Например, целая школа французских ботаников во главе с Гастоном Боннье много лет проводила опыты с переносом десятков видов растений с равнин в альпийские условия – исправно убеждаясь, что уже в первом поколении черты таких растений изменяются в сторону родственных им горных видов. Русский ученый Владимир Шманкевич, увеличивая концентрацию соли в воде, где развивались личинки рачка Artemia salina (хорошо знакомого аквариумистам в качестве корма для рыбок), демонстрировал, что у выросших в таких условиях рачков форма хвостового членика и число щетинок на хвосте соответствовали аналогичным признакам вида A. muhlhausenii, в природе живущего в более соленой воде.
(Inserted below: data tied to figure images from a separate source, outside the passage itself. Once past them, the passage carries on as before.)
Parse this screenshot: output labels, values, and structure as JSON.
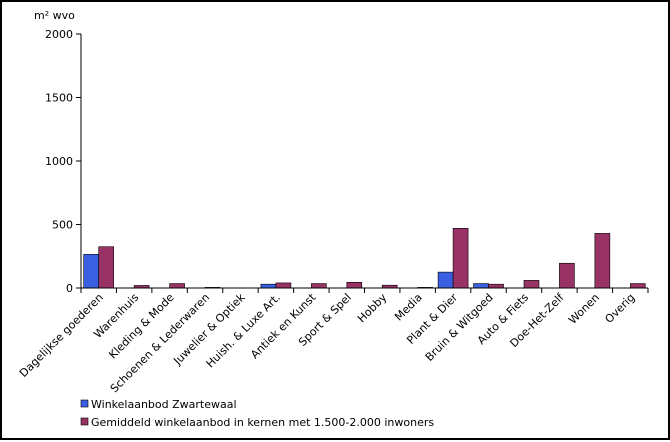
{
  "chart_data": {
    "type": "bar",
    "title": "",
    "ylabel": "m² wvo",
    "xlabel": "",
    "ylim": [
      0,
      2000
    ],
    "yticks": [
      0,
      500,
      1000,
      1500,
      2000
    ],
    "grid": false,
    "legend_position": "bottom-left",
    "categories": [
      "Dagelijkse goederen",
      "Warenhuis",
      "Kleding & Mode",
      "Schoenen & Lederwaren",
      "Juwelier & Optiek",
      "Huish. & Luxe Art.",
      "Antiek en Kunst",
      "Sport & Spel",
      "Hobby",
      "Media",
      "Plant & Dier",
      "Bruin & Witgoed",
      "Auto & Fiets",
      "Doe-Het-Zelf",
      "Wonen",
      "Overig"
    ],
    "series": [
      {
        "name": "Winkelaanbod Zwartewaal",
        "color": "#3a5fe0",
        "values": [
          265,
          0,
          0,
          0,
          0,
          30,
          0,
          0,
          0,
          0,
          125,
          35,
          0,
          0,
          0,
          0
        ]
      },
      {
        "name": "Gemiddeld winkelaanbod in kernen met 1.500-2.000 inwoners",
        "color": "#993366",
        "values": [
          325,
          20,
          35,
          5,
          0,
          40,
          35,
          45,
          22,
          5,
          470,
          30,
          60,
          195,
          430,
          35
        ]
      }
    ]
  }
}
Если же вовсе убрать из воды соль, A. salina приобретал сходство (правда, по другим признакам) с пресноводным рачком Branchipus stagnalis. Другие ученые столь же убедительно показывали, что мыши, с рождения содержавшиеся на холоде, имели более короткие уши и хвосты, чем те, что росли в тепле, – что полностью соответствует биогеографическому правилу Аллена о различиях между южными и северными формами одного вида. Или что у головастиков, которых растили на мясной пище, кишечник оказывался короче, чем у головастиков того же вида, питавшихся растениями (как известно, для переваривания растительной пищи требуется более длинный кишечник). Работ такого рода было опубликовано множество, но все они ровным счетом ничего не доказывали: с таким же успехом существование хамелеона можно было бы считать доказательством того, что наши обычные ящерицы когда-то умели менять цвет покровов по своему усмотрению.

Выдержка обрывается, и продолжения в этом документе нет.